La presenza della donna più anziana e del ragazzo più giovane a volare nello spazio rappresenta indirettamente uno spot per Blue Origin. L’obiettivo principale era dimostrare che i voli suborbitali sono sicuri, potenzialmente adatti a tutti coloro che sono abbastanza ricchi da poterseli permettere, con appena qualche giorno di addestramento. Ed è un passo importante verso la democratizzazione dello spazio.

Il paradosso Bezos

Quello del 20 luglio era il primo viaggio con delle persone a bordo per la Blue Origin. Per Bezos la conquista dello spazio non è soltanto la realizzazione di un sogno adolescenziale, e va oltre anche le possibili ricadute economiche.

Solo due settimane fa, ha ceduto il ruolo di amministratore delegato di Amazon.
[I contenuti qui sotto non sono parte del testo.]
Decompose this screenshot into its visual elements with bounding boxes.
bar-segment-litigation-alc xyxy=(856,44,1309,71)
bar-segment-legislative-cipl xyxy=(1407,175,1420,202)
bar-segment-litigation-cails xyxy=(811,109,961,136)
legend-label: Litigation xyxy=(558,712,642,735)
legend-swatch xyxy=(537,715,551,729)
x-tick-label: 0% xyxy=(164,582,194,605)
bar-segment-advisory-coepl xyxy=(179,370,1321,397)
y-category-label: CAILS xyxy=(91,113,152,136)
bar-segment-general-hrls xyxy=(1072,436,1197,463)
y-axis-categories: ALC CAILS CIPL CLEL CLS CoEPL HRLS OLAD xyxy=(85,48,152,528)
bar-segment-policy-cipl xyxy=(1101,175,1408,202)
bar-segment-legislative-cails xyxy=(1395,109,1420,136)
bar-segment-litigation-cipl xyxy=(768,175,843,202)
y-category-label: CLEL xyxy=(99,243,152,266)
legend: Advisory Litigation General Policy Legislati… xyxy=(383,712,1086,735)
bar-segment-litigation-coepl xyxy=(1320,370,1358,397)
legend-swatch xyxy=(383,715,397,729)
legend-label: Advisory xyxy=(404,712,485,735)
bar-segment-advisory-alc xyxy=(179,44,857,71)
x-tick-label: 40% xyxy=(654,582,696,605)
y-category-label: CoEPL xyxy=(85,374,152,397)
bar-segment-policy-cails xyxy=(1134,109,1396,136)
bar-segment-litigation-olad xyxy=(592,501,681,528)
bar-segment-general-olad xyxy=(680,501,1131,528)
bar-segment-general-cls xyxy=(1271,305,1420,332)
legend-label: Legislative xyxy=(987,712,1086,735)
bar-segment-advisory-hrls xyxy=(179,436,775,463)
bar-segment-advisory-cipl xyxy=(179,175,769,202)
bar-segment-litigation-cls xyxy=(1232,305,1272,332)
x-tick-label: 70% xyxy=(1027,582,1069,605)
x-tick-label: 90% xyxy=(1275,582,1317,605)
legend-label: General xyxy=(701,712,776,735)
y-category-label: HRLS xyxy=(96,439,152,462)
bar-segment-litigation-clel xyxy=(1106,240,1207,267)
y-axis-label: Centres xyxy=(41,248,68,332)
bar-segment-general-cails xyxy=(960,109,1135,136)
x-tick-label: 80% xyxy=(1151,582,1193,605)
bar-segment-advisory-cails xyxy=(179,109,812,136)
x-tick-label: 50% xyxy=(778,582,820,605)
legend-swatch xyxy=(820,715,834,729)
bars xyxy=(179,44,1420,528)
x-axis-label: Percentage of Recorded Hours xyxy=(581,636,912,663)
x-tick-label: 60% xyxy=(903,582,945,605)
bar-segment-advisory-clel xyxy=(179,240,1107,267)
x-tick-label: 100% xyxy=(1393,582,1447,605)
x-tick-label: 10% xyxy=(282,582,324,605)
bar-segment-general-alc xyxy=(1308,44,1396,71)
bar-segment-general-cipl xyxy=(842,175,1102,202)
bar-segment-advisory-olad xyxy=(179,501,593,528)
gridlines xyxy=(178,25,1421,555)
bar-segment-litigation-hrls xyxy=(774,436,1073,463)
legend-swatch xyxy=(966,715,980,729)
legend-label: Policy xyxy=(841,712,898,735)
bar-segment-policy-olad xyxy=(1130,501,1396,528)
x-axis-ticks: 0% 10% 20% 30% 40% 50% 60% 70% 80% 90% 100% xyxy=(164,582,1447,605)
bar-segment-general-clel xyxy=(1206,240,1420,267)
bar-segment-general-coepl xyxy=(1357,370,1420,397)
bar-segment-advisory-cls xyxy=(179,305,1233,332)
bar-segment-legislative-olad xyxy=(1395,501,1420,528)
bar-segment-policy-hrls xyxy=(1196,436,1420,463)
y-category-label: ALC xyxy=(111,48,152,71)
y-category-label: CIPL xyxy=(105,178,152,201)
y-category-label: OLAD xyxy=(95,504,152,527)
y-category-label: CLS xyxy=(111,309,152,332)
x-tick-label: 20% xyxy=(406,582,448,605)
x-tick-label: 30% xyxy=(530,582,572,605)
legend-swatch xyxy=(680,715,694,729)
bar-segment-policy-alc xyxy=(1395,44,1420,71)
Ora uno dei suoi principali obiettivi è di superare quello che il New York Times ha definito come “paradosso di Bezos”. Con l’aumento della fortuna di Amazon e del suo fondatore, la loro immagine pubblica ha subìto un duro colpo.

La conquista dello spazio, con tutta la sua portata simbolica, è anche un modo per sviare l’attenzione da una serie di questioni ancora aperte, come il totale disinteresse per i diritti dei lavoratori. Così cerca di ricostruire la propria reputazione, donando a tutti il sogno di poter viaggiare, un giorno, nello spazio.